Die Verschwörung gegen den Propheten, Allahs Segen und Frieden auf ihm, in Mekka zielte auf drei Dinge ab.

1. Man versuchte, ihn unter Druck zu setzen, indem man seine Verwandten und Freunde einschüchterte. Aber je mehr sie verfolgt wurde, um so mehr wuchs die kleine muslimische Gemeinschaft zahlenmäßig und an Überzeugung.

2. Man versuchte, ihn zu verletzen oder zu töten. Aber das wunderbare Beispiel seiner Demut, Standhaftigkeit und Furchtlosigkeit förderte nur die Sache des Islam.
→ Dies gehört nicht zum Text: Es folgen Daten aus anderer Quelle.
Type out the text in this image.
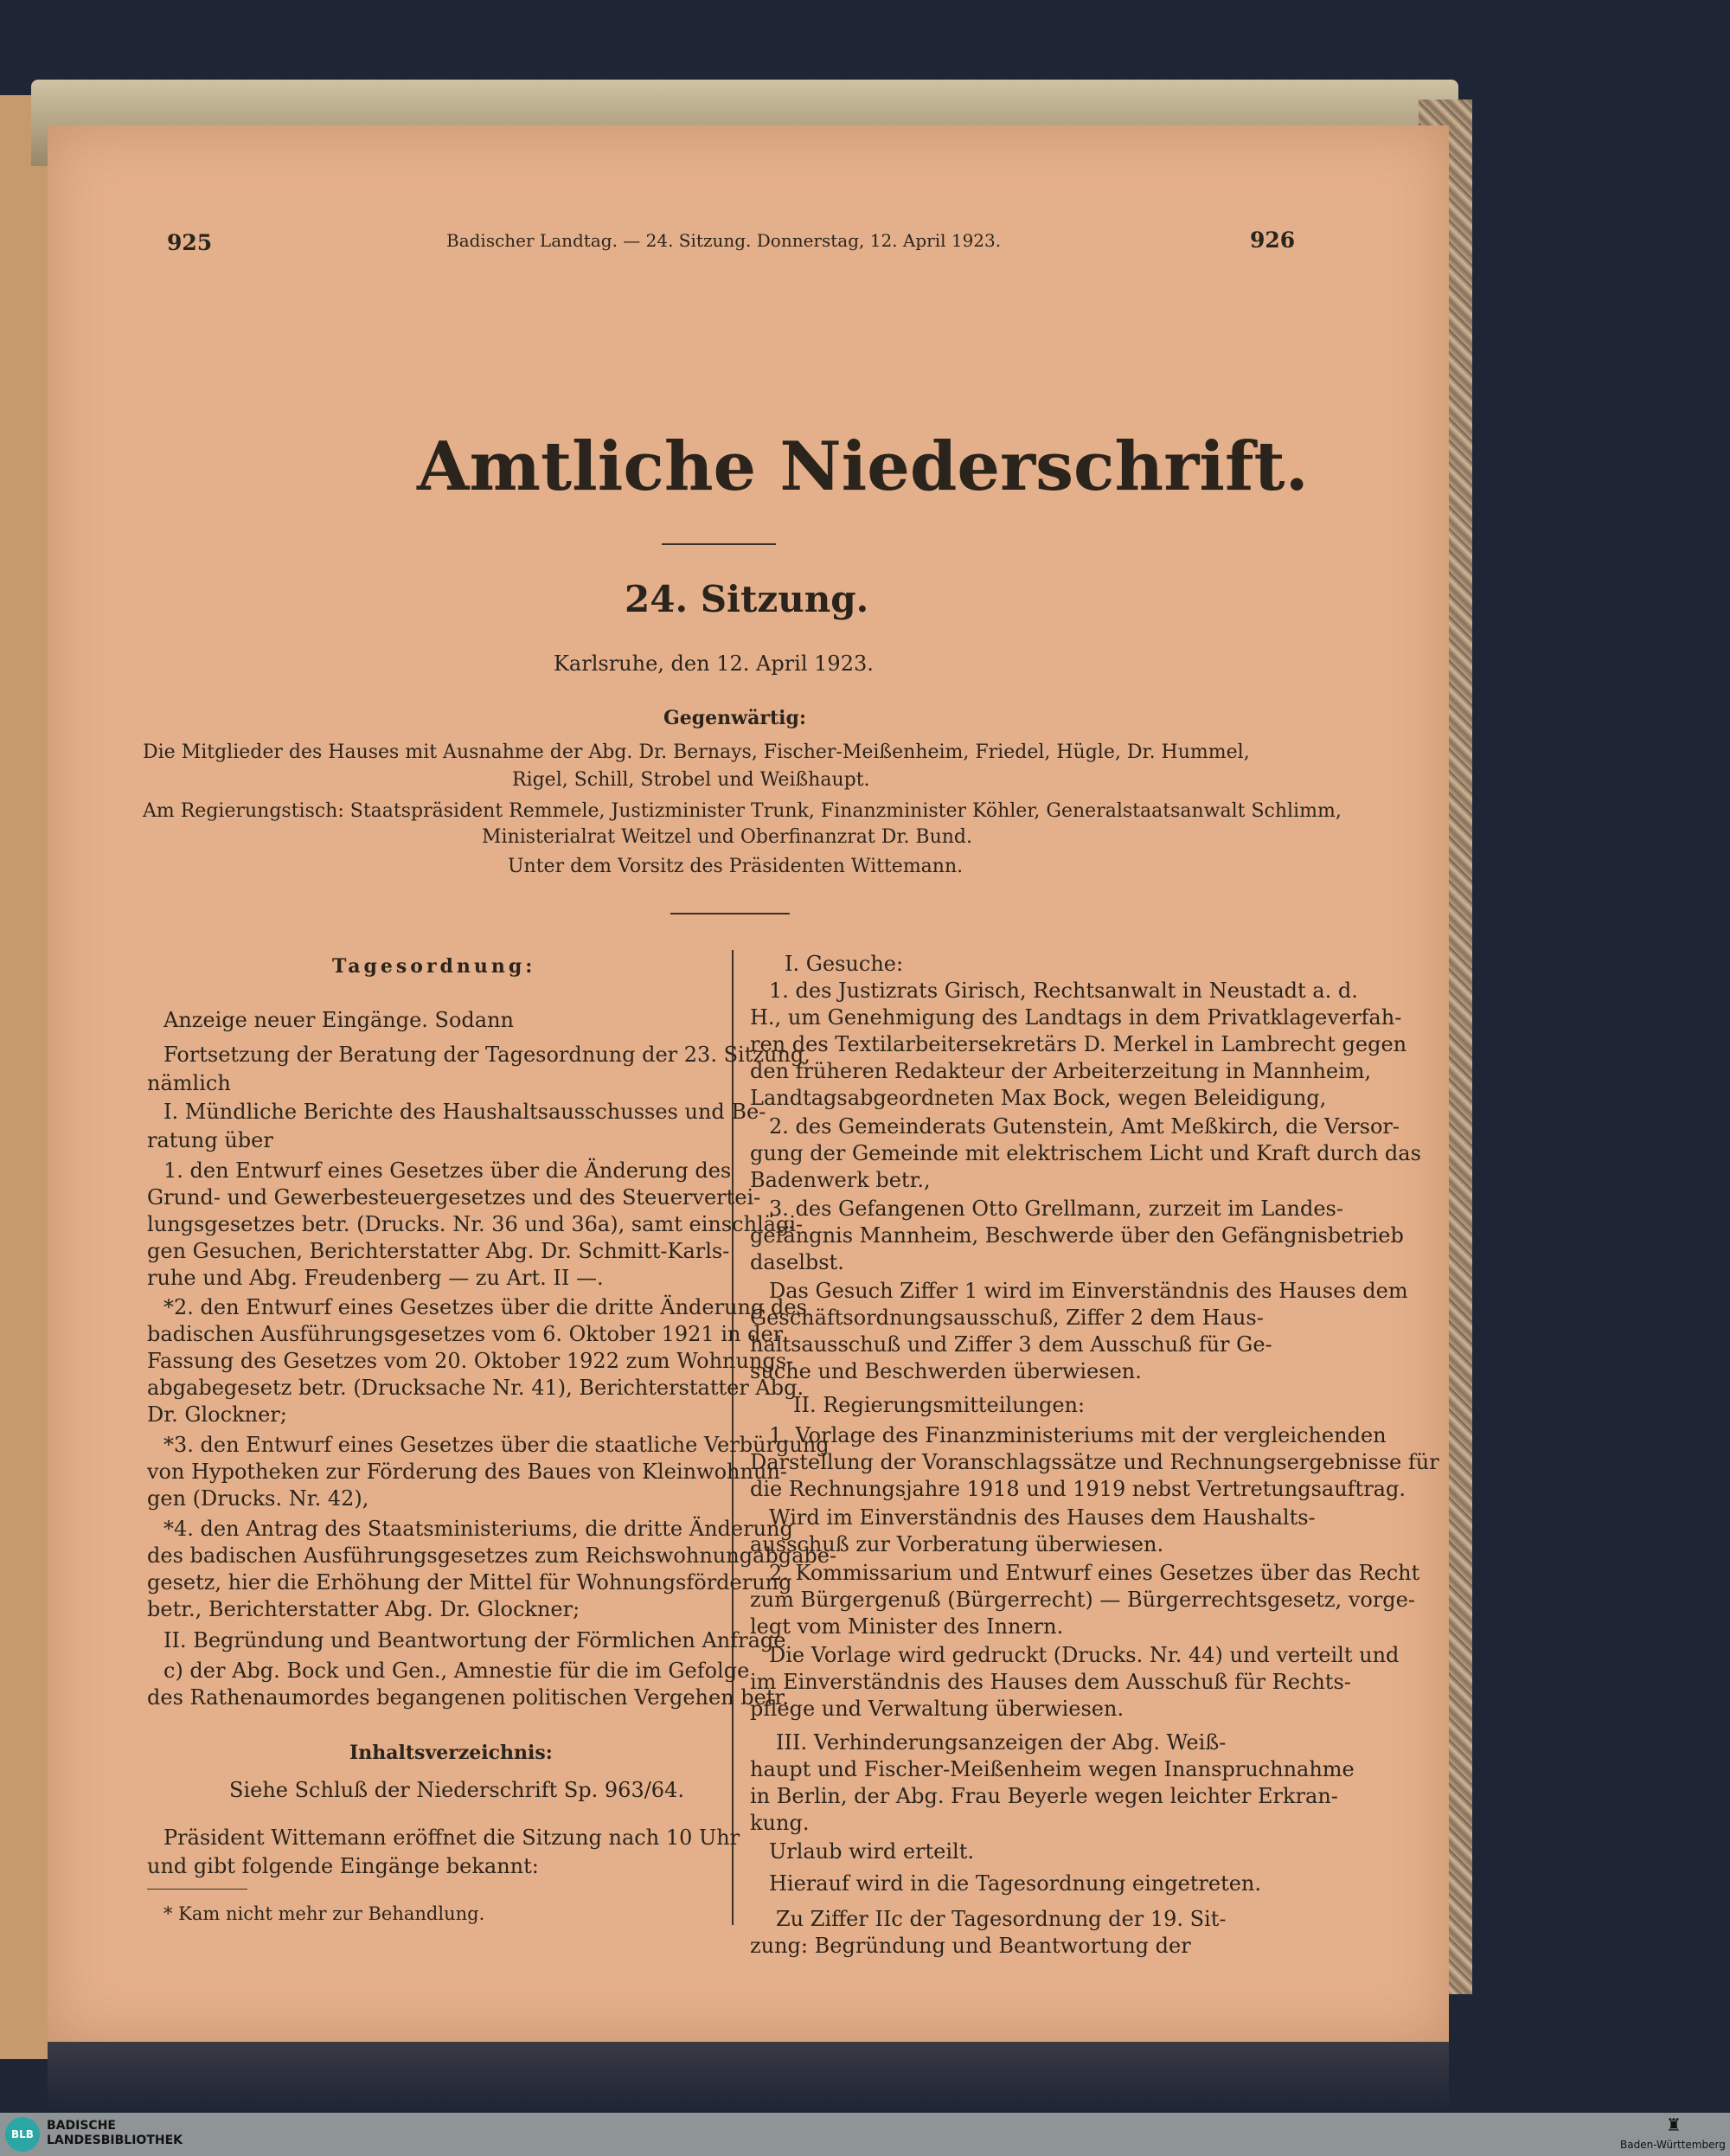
925	Badischer Landtag. — 24. Sitzung. Donnerstag, 12. April 1923.	926
Amtliche Niederschrift.
24. Sitzung.
Karlsruhe, den 12. April 1923.
Gegenwärtig:
Die Mitglieder des Hauses mit Ausnahme der Abg. Dr. Bernays, Fischer-Meißenheim, Friedel, Hügle, Dr. Hummel,
Rigel, Schill, Strobel und Weißhaupt.
Am Regierungstisch: Staatspräsident Remmele, Justizminister Trunk, Finanzminister Köhler, Generalstaatsanwalt Schlimm,
Ministerialrat Weitzel und Oberfinanzrat Dr. Bund.
Unter dem Vorsitz des Präsidenten Wittemann.
Tagesordnung:
Anzeige neuer Eingänge. Sodann
Fortsetzung der Beratung der Tagesordnung der 23. Sitzung,
nämlich
I. Mündliche Berichte des Haushaltsausschusses und Be-
ratung über
1. den Entwurf eines Gesetzes über die Änderung des
Grund- und Gewerbesteuergesetzes und des Steuervertei-
lungsgesetzes betr. (Drucks. Nr. 36 und 36a), samt einschlägi-
gen Gesuchen, Berichterstatter Abg. Dr. Schmitt-Karls-
ruhe und Abg. Freudenberg — zu Art. II —.
*2. den Entwurf eines Gesetzes über die dritte Änderung des
badischen Ausführungsgesetzes vom 6. Oktober 1921 in der
Fassung des Gesetzes vom 20. Oktober 1922 zum Wohnungs-
abgabegesetz betr. (Drucksache Nr. 41), Berichterstatter Abg.
Dr. Glockner;
*3. den Entwurf eines Gesetzes über die staatliche Verbürgung
von Hypotheken zur Förderung des Baues von Kleinwohnun-
gen (Drucks. Nr. 42),
*4. den Antrag des Staatsministeriums, die dritte Änderung
des badischen Ausführungsgesetzes zum Reichswohnungabgabe-
gesetz, hier die Erhöhung der Mittel für Wohnungsförderung
betr., Berichterstatter Abg. Dr. Glockner;
II. Begründung und Beantwortung der Förmlichen Anfrage
c) der Abg. Bock und Gen., Amnestie für die im Gefolge
des Rathenaumordes begangenen politischen Vergehen betr.
Inhaltsverzeichnis:
Siehe Schluß der Niederschrift Sp. 963/64.
Präsident Wittemann eröffnet die Sitzung nach 10 Uhr
und gibt folgende Eingänge bekannt:
* Kam nicht mehr zur Behandlung.
I. Gesuche:
1. des Justizrats Girisch, Rechtsanwalt in Neustadt a. d.
H., um Genehmigung des Landtags in dem Privatklageverfah-
ren des Textilarbeitersekretärs D. Merkel in Lambrecht gegen
den früheren Redakteur der Arbeiterzeitung in Mannheim,
Landtagsabgeordneten Max Bock, wegen Beleidigung,
2. des Gemeinderats Gutenstein, Amt Meßkirch, die Versor-
gung der Gemeinde mit elektrischem Licht und Kraft durch das
Badenwerk betr.,
3. des Gefangenen Otto Grellmann, zurzeit im Landes-
gefängnis Mannheim, Beschwerde über den Gefängnisbetrieb
daselbst.
Das Gesuch Ziffer 1 wird im Einverständnis des Hauses dem
Geschäftsordnungsausschuß, Ziffer 2 dem Haus-
haltsausschuß und Ziffer 3 dem Ausschuß für Ge-
suche und Beschwerden überwiesen.
II. Regierungsmitteilungen:
1. Vorlage des Finanzministeriums mit der vergleichenden
Darstellung der Voranschlagssätze und Rechnungsergebnisse für
die Rechnungsjahre 1918 und 1919 nebst Vertretungsauftrag.
Wird im Einverständnis des Hauses dem Haushalts-
ausschuß zur Vorberatung überwiesen.
2. Kommissarium und Entwurf eines Gesetzes über das Recht
zum Bürgergenuß (Bürgerrecht) — Bürgerrechtsgesetz, vorge-
legt vom Minister des Innern.
Die Vorlage wird gedruckt (Drucks. Nr. 44) und verteilt und
im Einverständnis des Hauses dem Ausschuß für Rechts-
pflege und Verwaltung überwiesen.
III. Verhinderungsanzeigen der Abg. Weiß-
haupt und Fischer-Meißenheim wegen Inanspruchnahme
in Berlin, der Abg. Frau Beyerle wegen leichter Erkran-
kung.
Urlaub wird erteilt.
Hierauf wird in die Tagesordnung eingetreten.
Zu Ziffer IIc der Tagesordnung der 19. Sit-
zung: Begründung und Beantwortung der
BLB
BADISCHE
LANDESBIBLIOTHEK
♜
Baden-Württemberg
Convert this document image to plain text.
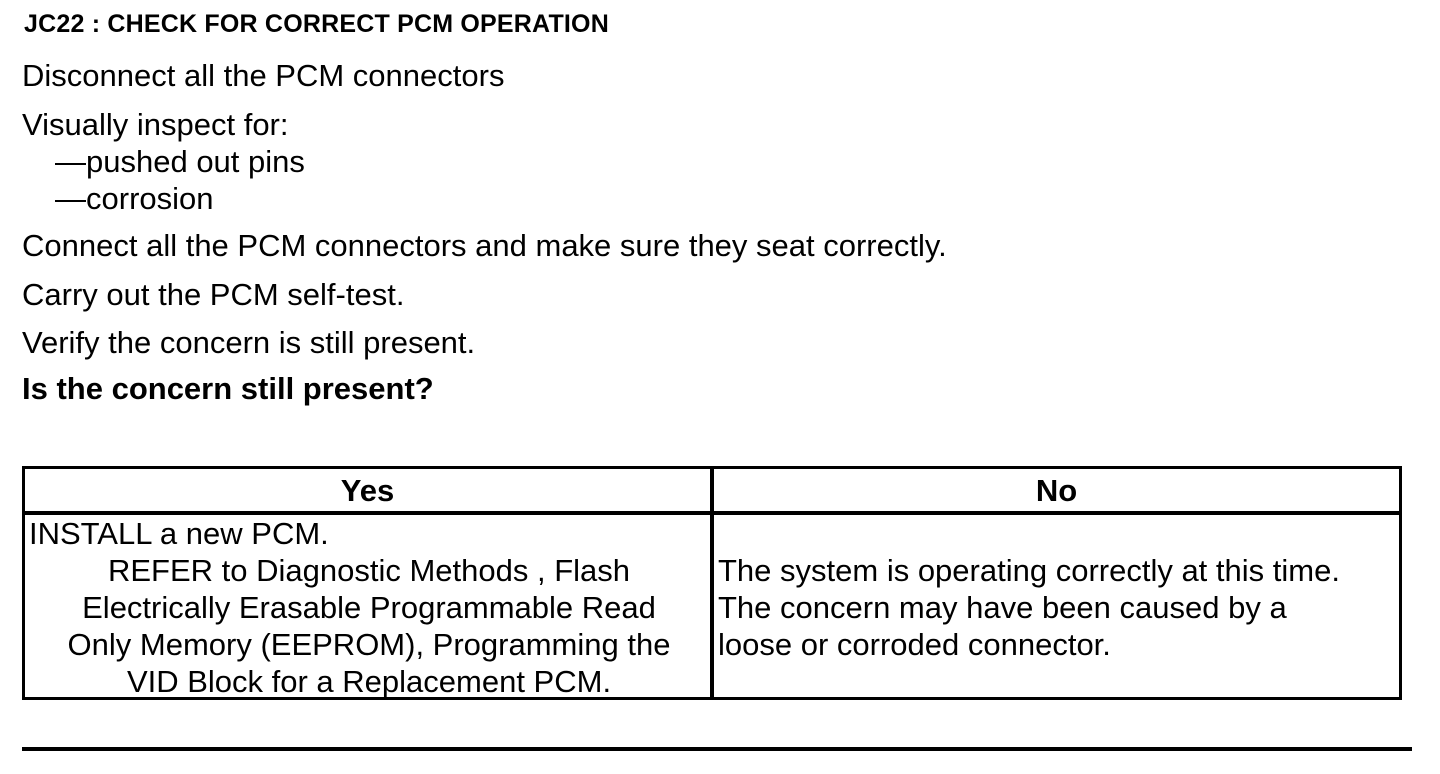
JC22 : CHECK FOR CORRECT PCM OPERATION
Disconnect all the PCM connectors
Visually inspect for:
—pushed out pins
—corrosion
Connect all the PCM connectors and make sure they seat correctly.
Carry out the PCM self-test.
Verify the concern is still present.
Is the concern still present?
Yes	No
INSTALL a new PCM.
REFER to Diagnostic Methods , Flash
Electrically Erasable Programmable Read
Only Memory (EEPROM), Programming the
VID Block for a Replacement PCM.
The system is operating correctly at this time.
The concern may have been caused by a
loose or corroded connector.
3. Man wollte ihn und die Seinen aus ihrer Heimat vertreiben. Sie fanden jedoch in Medina eine neue Heimat,. von der aus sie nicht nur Mekka gewannen, sondern die Arabische Halbinsel und die Welt.

So wurden ihre Pläne nicht nur zunichte, sondern durch Allahs wundersames Wirken in ihr Gegenteil verkehrt, so dass in jedem Fall Gutes aus Bösem entstand. (Juusuf 'Allii)

79. Vergleiche Suura 3:54. (Juusuf 'Allii)

Diese Worte klingen nicht nur spöttisch, sondern auch furchterregend. Denn wie entfernt sind diese schwachen Geschöpfe von der Allmacht Allahs, die alles umfasst! (Qutb)

Während der erste Satz dieses Verses sich auf die Verfolgungen bezieht, denen der Prophet, Allahs Segen und Frieden auf ihm, und die Gläubigen in Mekka vor ihrer Auswanderung nach Medina ausgesetzt waren, verweist der abschließende Absatz auf eine allgemeingültige Tat­sache in der Religionsgeschichte des Menschen, dass nämlich die Opponenten der Wahrheit immer versuchen, ihre Vertre­ter zu vernichten oder außer Gefecht zu setzen, entweder physisch oder im übertragenen Sinne, indem sie ihre Botschaft lächerlich machen. (Asad)

 

31. Und wenn ihnen Unsere Zeichen vorgetragen werden, sagen sie:80 "Wir haben dies bereits vordem gehört.81 Wenn wir wollten, so könnten wir gleiches wie dies sprechen. Dies sind ja nur Fabeln der Alten."82

80. Aus Ablehnung und Trotz. (Darjabaadi)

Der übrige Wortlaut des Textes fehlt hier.